The Interstate 76 corridor recorded a 7% year-over-year drop in direct vacancy. But at 20.8%, it is well above the metro average of 7.6%. The submarket has 15.6M SF of net rentable area. 

Witty said there are shared leasing patterns between I-76 and the airport submarket.

“BroadRange Logistics’ 1.1M SF lease last year traditionally would have landed in the airport submarket,” Witty said. “But I-76 is almost a sister submarket. Most tenants expanding their footprint will tour both.”

In Q4, Airport East recorded an 11.9% direct vacancy rate across 45.9M SF, while Airport Central’s vacancy was just 4.3% across 56.1M SF.

A major factor in I-76’s vacancy outlook is a 700K SF lease by Amprius Technologies, which is converting a former Kmart and Sears distribution center in Brighton into a lithium-ion battery factory. While CBRE does not include that development in its report, Witty pointed to it as a sign of the submarket’s long-term viability.

“I do think you’ll see that market return to a healthy ratio,” Witty said.

Industrial rents held steady at $9.53 per SF in Q4 but grew 5.2% year-over-year. Some submarkets, such as the Southwest, saw double-digit quarterly rent hikes due to limited availability.
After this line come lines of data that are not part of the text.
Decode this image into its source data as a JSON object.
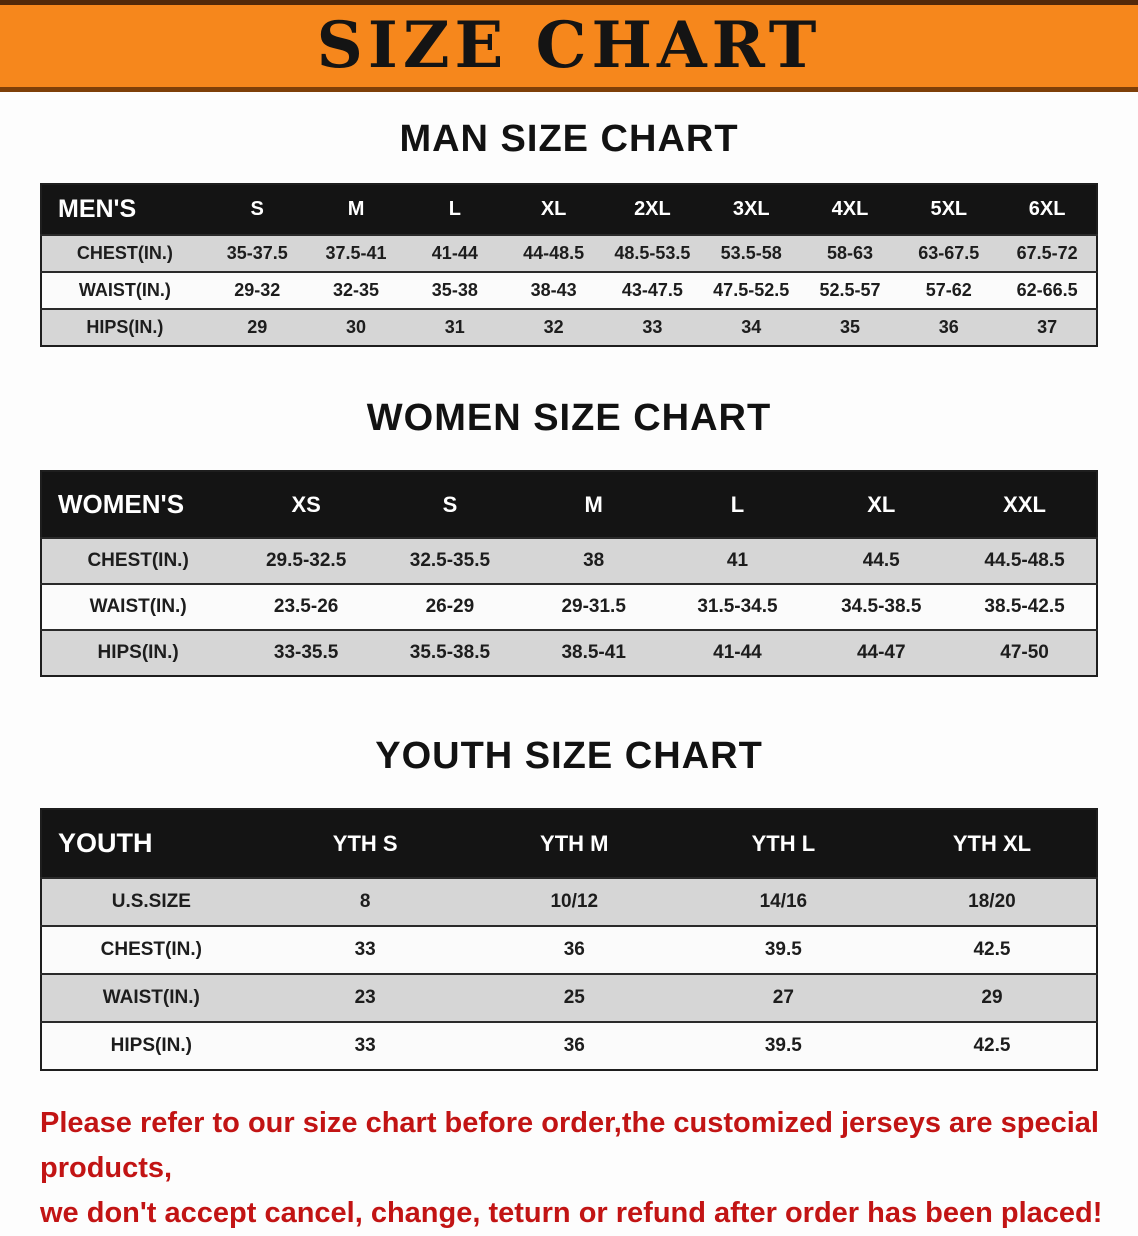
{
  "banner": {
    "title": "SIZE CHART"
  },
  "tables": {
    "men": {
      "heading": "MAN SIZE CHART",
      "header": [
        "MEN'S",
        "S",
        "M",
        "L",
        "XL",
        "2XL",
        "3XL",
        "4XL",
        "5XL",
        "6XL"
      ],
      "rows": [
        [
          "CHEST(IN.)",
          "35-37.5",
          "37.5-41",
          "41-44",
          "44-48.5",
          "48.5-53.5",
          "53.5-58",
          "58-63",
          "63-67.5",
          "67.5-72"
        ],
        [
          "WAIST(IN.)",
          "29-32",
          "32-35",
          "35-38",
          "38-43",
          "43-47.5",
          "47.5-52.5",
          "52.5-57",
          "57-62",
          "62-66.5"
        ],
        [
          "HIPS(IN.)",
          "29",
          "30",
          "31",
          "32",
          "33",
          "34",
          "35",
          "36",
          "37"
        ]
      ]
    },
    "women": {
      "heading": "WOMEN SIZE CHART",
      "header": [
        "WOMEN'S",
        "XS",
        "S",
        "M",
        "L",
        "XL",
        "XXL"
      ],
      "rows": [
        [
          "CHEST(IN.)",
          "29.5-32.5",
          "32.5-35.5",
          "38",
          "41",
          "44.5",
          "44.5-48.5"
        ],
        [
          "WAIST(IN.)",
          "23.5-26",
          "26-29",
          "29-31.5",
          "31.5-34.5",
          "34.5-38.5",
          "38.5-42.5"
        ],
        [
          "HIPS(IN.)",
          "33-35.5",
          "35.5-38.5",
          "38.5-41",
          "41-44",
          "44-47",
          "47-50"
        ]
      ]
    },
    "youth": {
      "heading": "YOUTH SIZE CHART",
      "header": [
        "YOUTH",
        "YTH S",
        "YTH M",
        "YTH L",
        "YTH XL"
      ],
      "rows": [
        [
          "U.S.SIZE",
          "8",
          "10/12",
          "14/16",
          "18/20"
        ],
        [
          "CHEST(IN.)",
          "33",
          "36",
          "39.5",
          "42.5"
        ],
        [
          "WAIST(IN.)",
          "23",
          "25",
          "27",
          "29"
        ],
        [
          "HIPS(IN.)",
          "33",
          "36",
          "39.5",
          "42.5"
        ]
      ]
    }
  },
  "disclaimer": {
    "line1": "Please refer to our size chart before order,the customized jerseys are special products,",
    "line2": "we don't accept cancel, change, teturn or refund after order has been placed!"
  },
  "colors": {
    "banner_bg": "#f6871c",
    "banner_border": "#5a2d05",
    "header_bar_bg": "#141414",
    "header_bar_text": "#ffffff",
    "stripe_row_bg": "#d6d6d6",
    "disclaimer_text": "#c21414"
  }
}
The West submarket recorded the lowest direct vacancy rate at 1.2% in Q4, with 11.3M SF of net rentable area. The Southwest and South Central submarkets weren’t far behind at 2% and 2.4% vacancy rates, respectively.
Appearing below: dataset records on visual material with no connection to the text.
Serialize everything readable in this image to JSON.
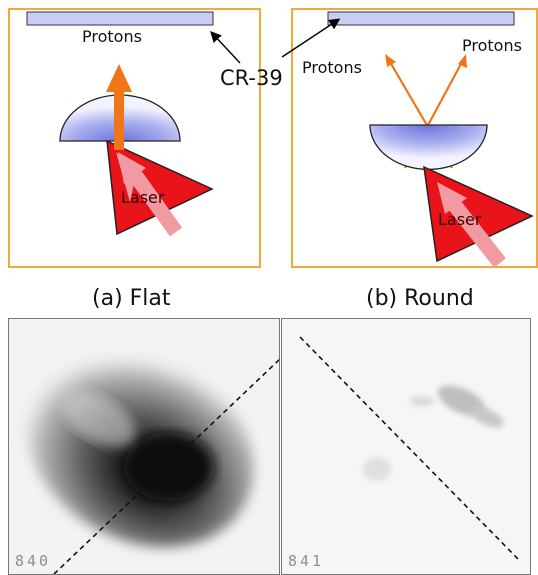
{
  "panel_a": {
    "protons_label": "Protons",
    "laser_label": "Laser",
    "caption": "(a) Flat"
  },
  "panel_b": {
    "protons_label_left": "Protons",
    "protons_label_right": "Protons",
    "laser_label": "Laser",
    "caption": "(b) Round"
  },
  "shared": {
    "detector_label": "CR-39"
  },
  "plates": {
    "left_number": "840",
    "right_number": "841"
  },
  "colors": {
    "frame": "#f2a93b",
    "detector_fill": "#c9cdf4",
    "target_fill": "#7d86e0",
    "laser_red": "#e8141a",
    "laser_arrow": "#f29aa2",
    "proton_arrow": "#f07418"
  }
}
By contrast, Longmont had the second-highest vacancy rate after I-76 at 17.6%, but with a much smaller industrial footprint of 5.8M SF.
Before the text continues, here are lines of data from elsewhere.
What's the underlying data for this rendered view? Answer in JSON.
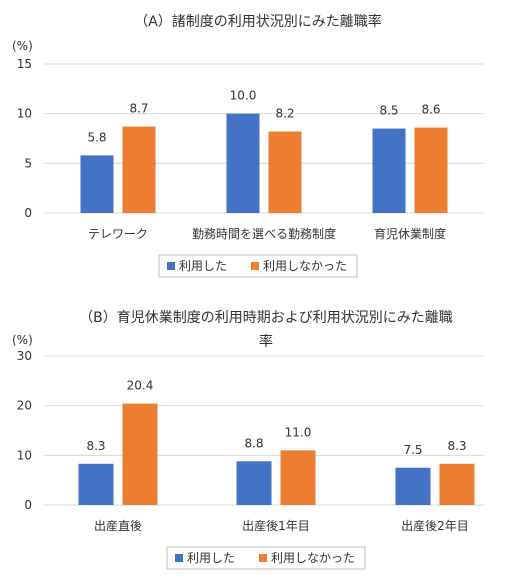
{
  "chart_data": [
    {
      "type": "bar",
      "title": "（A）諸制度の利用状況別にみた離職率",
      "unit_label": "(%)",
      "ylim": [
        0,
        15
      ],
      "yticks": [
        0,
        5,
        10,
        15
      ],
      "categories": [
        "テレワーク",
        "勤務時間を選べる勤務制度",
        "育児休業制度"
      ],
      "series": [
        {
          "name": "利用した",
          "color": "#4472c4",
          "values": [
            5.8,
            10.0,
            8.5
          ],
          "labels": [
            "5.8",
            "10.0",
            "8.5"
          ]
        },
        {
          "name": "利用しなかった",
          "color": "#ed7d31",
          "values": [
            8.7,
            8.2,
            8.6
          ],
          "labels": [
            "8.7",
            "8.2",
            "8.6"
          ]
        }
      ],
      "grid": true,
      "legend_position": "bottom"
    },
    {
      "type": "bar",
      "title": "（B）育児休業制度の利用時期および利用状況別にみた離職",
      "title_line2": "率",
      "unit_label": "(%)",
      "ylim": [
        0,
        30
      ],
      "yticks": [
        0,
        10,
        20,
        30
      ],
      "categories": [
        "出産直後",
        "出産後1年目",
        "出産後2年目"
      ],
      "series": [
        {
          "name": "利用した",
          "color": "#4472c4",
          "values": [
            8.3,
            8.8,
            7.5
          ],
          "labels": [
            "8.3",
            "8.8",
            "7.5"
          ]
        },
        {
          "name": "利用しなかった",
          "color": "#ed7d31",
          "values": [
            20.4,
            11.0,
            8.3
          ],
          "labels": [
            "20.4",
            "11.0",
            "8.3"
          ]
        }
      ],
      "grid": true,
      "legend_position": "bottom"
    }
  ]
}
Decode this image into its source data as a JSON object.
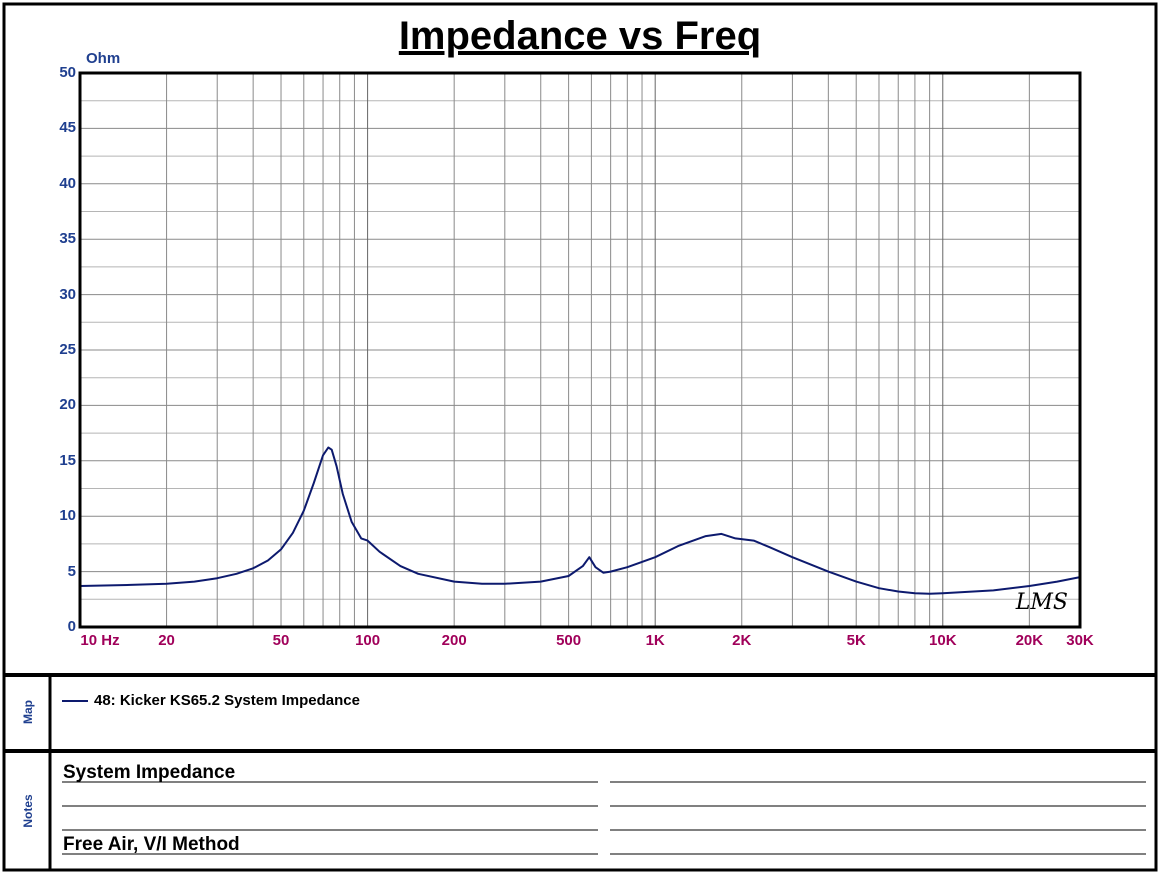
{
  "chart_data": {
    "type": "line",
    "title": "Impedance vs Freq",
    "ylabel": "Ohm",
    "xlabel": "",
    "xscale": "log",
    "xlim": [
      10,
      30000
    ],
    "ylim": [
      0,
      50
    ],
    "grid": true,
    "y_ticks": [
      {
        "value": 0,
        "label": "0"
      },
      {
        "value": 5,
        "label": "5"
      },
      {
        "value": 10,
        "label": "10"
      },
      {
        "value": 15,
        "label": "15"
      },
      {
        "value": 20,
        "label": "20"
      },
      {
        "value": 25,
        "label": "25"
      },
      {
        "value": 30,
        "label": "30"
      },
      {
        "value": 35,
        "label": "35"
      },
      {
        "value": 40,
        "label": "40"
      },
      {
        "value": 45,
        "label": "45"
      },
      {
        "value": 50,
        "label": "50"
      }
    ],
    "x_ticks": [
      {
        "value": 10,
        "label": "10 Hz"
      },
      {
        "value": 20,
        "label": "20"
      },
      {
        "value": 50,
        "label": "50"
      },
      {
        "value": 100,
        "label": "100"
      },
      {
        "value": 200,
        "label": "200"
      },
      {
        "value": 500,
        "label": "500"
      },
      {
        "value": 1000,
        "label": "1K"
      },
      {
        "value": 2000,
        "label": "2K"
      },
      {
        "value": 5000,
        "label": "5K"
      },
      {
        "value": 10000,
        "label": "10K"
      },
      {
        "value": 20000,
        "label": "20K"
      },
      {
        "value": 30000,
        "label": "30K"
      }
    ],
    "series": [
      {
        "name": "48: Kicker KS65.2 System Impedance",
        "color": "#0d1a6e",
        "x": [
          10,
          15,
          20,
          25,
          30,
          35,
          40,
          45,
          50,
          55,
          60,
          65,
          70,
          73,
          75,
          78,
          82,
          88,
          95,
          100,
          110,
          130,
          150,
          200,
          250,
          300,
          400,
          500,
          560,
          590,
          620,
          660,
          700,
          800,
          1000,
          1200,
          1500,
          1700,
          1900,
          2200,
          2500,
          3000,
          4000,
          5000,
          6000,
          7000,
          8000,
          9000,
          10000,
          15000,
          20000,
          25000,
          30000
        ],
        "y": [
          3.7,
          3.8,
          3.9,
          4.1,
          4.4,
          4.8,
          5.3,
          6.0,
          7.0,
          8.5,
          10.5,
          13.0,
          15.5,
          16.2,
          16.0,
          14.5,
          12.0,
          9.5,
          8.0,
          7.8,
          6.8,
          5.5,
          4.8,
          4.1,
          3.9,
          3.9,
          4.1,
          4.6,
          5.5,
          6.3,
          5.4,
          4.9,
          5.0,
          5.4,
          6.3,
          7.3,
          8.2,
          8.4,
          8.0,
          7.8,
          7.2,
          6.3,
          5.0,
          4.1,
          3.5,
          3.2,
          3.05,
          3.0,
          3.05,
          3.3,
          3.7,
          4.1,
          4.5
        ]
      }
    ]
  },
  "map": {
    "section_label": "Map",
    "entry": "48: Kicker KS65.2 System Impedance"
  },
  "notes": {
    "section_label": "Notes",
    "line1": "System Impedance",
    "line4": "Free Air, V/I Method"
  },
  "logo_text": "LMS"
}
Despite slowing leasing activity, landlords haven’t lost pricing power yet. With limited new speculative development in the pipeline, rent growth could remain steady, much like how Denver’s multifamily market is expected to stabilize after its 3% dip.

Denver’s industrial sector is following a familiar cycle: rapid expansion, rising vacancies, and now, a slowdown in development.